The ending is sweet and all, but the elderly Steve Rogers will die in a few years (or months). The guy must be in his hundreds.
As mentioned in previous entries, bringing back all people to the post-snap world (a worldwide population growth of 100%, literally overnight, in a world that was already in the brink of collapse) will cause all sorts of problems, including famine and scarcity. But why did they do it this way? Why not simply roll everything back 5 years? Because, if they do so, Tony Stark would lose his family and daughter. Which is a good point, but it is also Protagonist-Centered Morality. "We don't trade lives... but some lives are more tradable than others".
That is assuming that, as we've speculated that Hulk can use the gauntlet so someone doesn't reform into a car that happens to be parked where they vanished, he didn't do something about that.
Also that there's a reason the Eye of Agamotto and the Time Stone is kept under heavy guard; from Doctor Strange's movie, it can only go back a few hours before it starts glitching, hence the Time Stands Still effect in the climax of that one. Combined with how longer-term time travel creates alternate universes, and it becomes a non-issue; certainly enough to raise an eyebrow, but Tony is still the person who says that and then immediately makes sure that time travel is possible.
Nat says that 50% of ALL life was killed. So imagine playing with your dog and it suddenly vanishes.
Also, imagine what the snap looked like to pets themselves. A dog could have just been playing with its owner, who is just suddenly GONE and they will have no understanding of why.
This is effectively the fourth time that Rhodey has been trapped in a small confined space and rendered helpless. The first and second times were in Iron Man 2 and 3, when the villains either took control of his suit, or locked him inside it. Then it happens in Civil War, where he falls out of the sky in "dead stick." Finally, in this morning he's trapped underground in the wreckage of Avengers HQ after Thanos bombs it with the rising water threatening to drown him. It's a miracle that the poor man hasn't developed claustrophobia at this rate.

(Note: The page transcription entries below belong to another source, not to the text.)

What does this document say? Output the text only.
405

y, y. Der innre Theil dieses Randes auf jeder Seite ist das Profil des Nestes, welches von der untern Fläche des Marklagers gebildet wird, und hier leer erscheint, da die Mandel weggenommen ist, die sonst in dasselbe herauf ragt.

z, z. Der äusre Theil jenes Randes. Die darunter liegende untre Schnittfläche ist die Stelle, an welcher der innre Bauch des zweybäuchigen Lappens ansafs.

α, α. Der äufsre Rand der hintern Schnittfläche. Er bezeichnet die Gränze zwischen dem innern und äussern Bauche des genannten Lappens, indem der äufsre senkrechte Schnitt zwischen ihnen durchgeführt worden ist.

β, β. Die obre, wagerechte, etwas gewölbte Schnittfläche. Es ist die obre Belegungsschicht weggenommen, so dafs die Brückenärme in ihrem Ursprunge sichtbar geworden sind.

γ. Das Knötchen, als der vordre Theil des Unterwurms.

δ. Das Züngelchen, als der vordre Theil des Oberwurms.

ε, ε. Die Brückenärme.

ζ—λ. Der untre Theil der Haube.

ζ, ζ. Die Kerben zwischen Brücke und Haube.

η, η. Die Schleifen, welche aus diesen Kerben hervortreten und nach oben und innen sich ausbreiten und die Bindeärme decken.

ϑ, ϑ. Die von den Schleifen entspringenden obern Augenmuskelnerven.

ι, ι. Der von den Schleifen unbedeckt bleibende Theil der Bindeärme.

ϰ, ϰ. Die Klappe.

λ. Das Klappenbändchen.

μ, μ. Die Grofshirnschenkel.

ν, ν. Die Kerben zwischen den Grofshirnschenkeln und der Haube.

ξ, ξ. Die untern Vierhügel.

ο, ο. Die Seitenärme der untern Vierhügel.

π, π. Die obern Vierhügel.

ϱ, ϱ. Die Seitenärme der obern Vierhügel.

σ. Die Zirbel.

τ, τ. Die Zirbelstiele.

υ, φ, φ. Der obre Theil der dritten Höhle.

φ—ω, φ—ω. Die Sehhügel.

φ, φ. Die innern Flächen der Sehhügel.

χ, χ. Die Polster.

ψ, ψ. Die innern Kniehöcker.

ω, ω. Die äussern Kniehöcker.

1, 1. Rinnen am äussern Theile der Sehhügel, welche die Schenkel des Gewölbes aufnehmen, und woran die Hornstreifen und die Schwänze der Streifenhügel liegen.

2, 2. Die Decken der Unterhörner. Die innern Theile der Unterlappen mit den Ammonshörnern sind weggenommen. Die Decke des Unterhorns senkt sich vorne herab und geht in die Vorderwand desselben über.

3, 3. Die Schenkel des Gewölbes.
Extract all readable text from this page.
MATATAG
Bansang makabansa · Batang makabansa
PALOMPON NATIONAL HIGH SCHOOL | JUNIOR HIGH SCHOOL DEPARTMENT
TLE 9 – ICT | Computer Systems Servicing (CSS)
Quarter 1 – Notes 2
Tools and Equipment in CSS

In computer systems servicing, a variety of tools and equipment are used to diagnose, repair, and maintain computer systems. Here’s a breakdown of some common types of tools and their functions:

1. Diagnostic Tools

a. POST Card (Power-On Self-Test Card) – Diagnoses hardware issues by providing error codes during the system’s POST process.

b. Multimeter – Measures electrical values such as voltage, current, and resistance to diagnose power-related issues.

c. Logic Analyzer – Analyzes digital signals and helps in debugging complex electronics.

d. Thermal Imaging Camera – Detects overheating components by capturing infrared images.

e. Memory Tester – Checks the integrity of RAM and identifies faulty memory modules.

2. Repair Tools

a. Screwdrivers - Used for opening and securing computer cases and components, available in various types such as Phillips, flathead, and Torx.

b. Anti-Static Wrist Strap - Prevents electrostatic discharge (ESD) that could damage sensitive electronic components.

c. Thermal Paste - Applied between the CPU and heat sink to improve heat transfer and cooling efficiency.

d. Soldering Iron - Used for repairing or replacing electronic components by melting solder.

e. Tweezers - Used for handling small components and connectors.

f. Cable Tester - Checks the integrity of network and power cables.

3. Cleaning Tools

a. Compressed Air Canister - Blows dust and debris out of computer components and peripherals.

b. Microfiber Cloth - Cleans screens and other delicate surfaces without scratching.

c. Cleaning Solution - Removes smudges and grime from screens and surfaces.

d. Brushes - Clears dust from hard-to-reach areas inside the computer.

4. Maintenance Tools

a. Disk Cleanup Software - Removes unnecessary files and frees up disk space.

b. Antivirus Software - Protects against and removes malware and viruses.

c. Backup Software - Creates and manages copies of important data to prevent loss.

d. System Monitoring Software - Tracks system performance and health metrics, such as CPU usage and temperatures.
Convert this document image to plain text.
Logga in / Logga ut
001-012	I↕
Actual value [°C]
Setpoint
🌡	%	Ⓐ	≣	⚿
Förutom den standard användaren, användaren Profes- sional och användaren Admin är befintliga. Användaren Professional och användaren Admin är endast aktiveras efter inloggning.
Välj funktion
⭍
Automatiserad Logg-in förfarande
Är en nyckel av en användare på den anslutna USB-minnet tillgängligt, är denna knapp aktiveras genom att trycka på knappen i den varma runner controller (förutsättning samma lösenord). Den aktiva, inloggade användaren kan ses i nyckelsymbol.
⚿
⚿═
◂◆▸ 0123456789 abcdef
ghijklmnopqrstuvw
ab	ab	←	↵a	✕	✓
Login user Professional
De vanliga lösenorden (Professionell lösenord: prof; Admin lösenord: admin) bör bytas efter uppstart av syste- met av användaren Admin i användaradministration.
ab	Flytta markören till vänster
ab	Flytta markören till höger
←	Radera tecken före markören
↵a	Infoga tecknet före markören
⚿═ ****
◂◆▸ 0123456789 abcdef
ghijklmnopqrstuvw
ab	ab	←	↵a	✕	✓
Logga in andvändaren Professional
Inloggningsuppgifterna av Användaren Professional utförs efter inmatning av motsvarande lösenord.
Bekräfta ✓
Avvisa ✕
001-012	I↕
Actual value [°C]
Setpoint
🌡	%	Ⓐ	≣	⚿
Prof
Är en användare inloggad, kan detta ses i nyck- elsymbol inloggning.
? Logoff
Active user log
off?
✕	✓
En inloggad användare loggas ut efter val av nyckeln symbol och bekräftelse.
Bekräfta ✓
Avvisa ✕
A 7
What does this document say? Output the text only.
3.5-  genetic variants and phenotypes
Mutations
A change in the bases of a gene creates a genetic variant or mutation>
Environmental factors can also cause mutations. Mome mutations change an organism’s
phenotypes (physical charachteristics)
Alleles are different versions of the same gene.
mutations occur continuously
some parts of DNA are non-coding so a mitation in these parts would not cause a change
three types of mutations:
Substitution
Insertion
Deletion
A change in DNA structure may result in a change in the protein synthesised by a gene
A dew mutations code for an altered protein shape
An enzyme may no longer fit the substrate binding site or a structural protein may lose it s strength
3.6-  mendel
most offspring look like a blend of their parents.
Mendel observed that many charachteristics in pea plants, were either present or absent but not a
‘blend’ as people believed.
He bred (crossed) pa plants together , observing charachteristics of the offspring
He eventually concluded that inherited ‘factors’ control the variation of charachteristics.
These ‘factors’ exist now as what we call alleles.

Many people think Thor's behavior in the first half of this movie is just the result of the events in Infinity War. What they forget is that Thor: Ragnarok and Infinity War took place within days of each other. Meaning Thor was still fresh from losing his father, his hammer, his eye and his home. Following that, half of the Asgardian survivors are slaughtered by Thanos and his cronies, him losing Loki and then failing to kill Thanos when he should have and the snap occurring, resulting in half of all life in the universe getting wiped out. His life went from bad to worse in a matter of days, and it added to the toll of his guilt in addition to not killing Thanos when he had the chance to.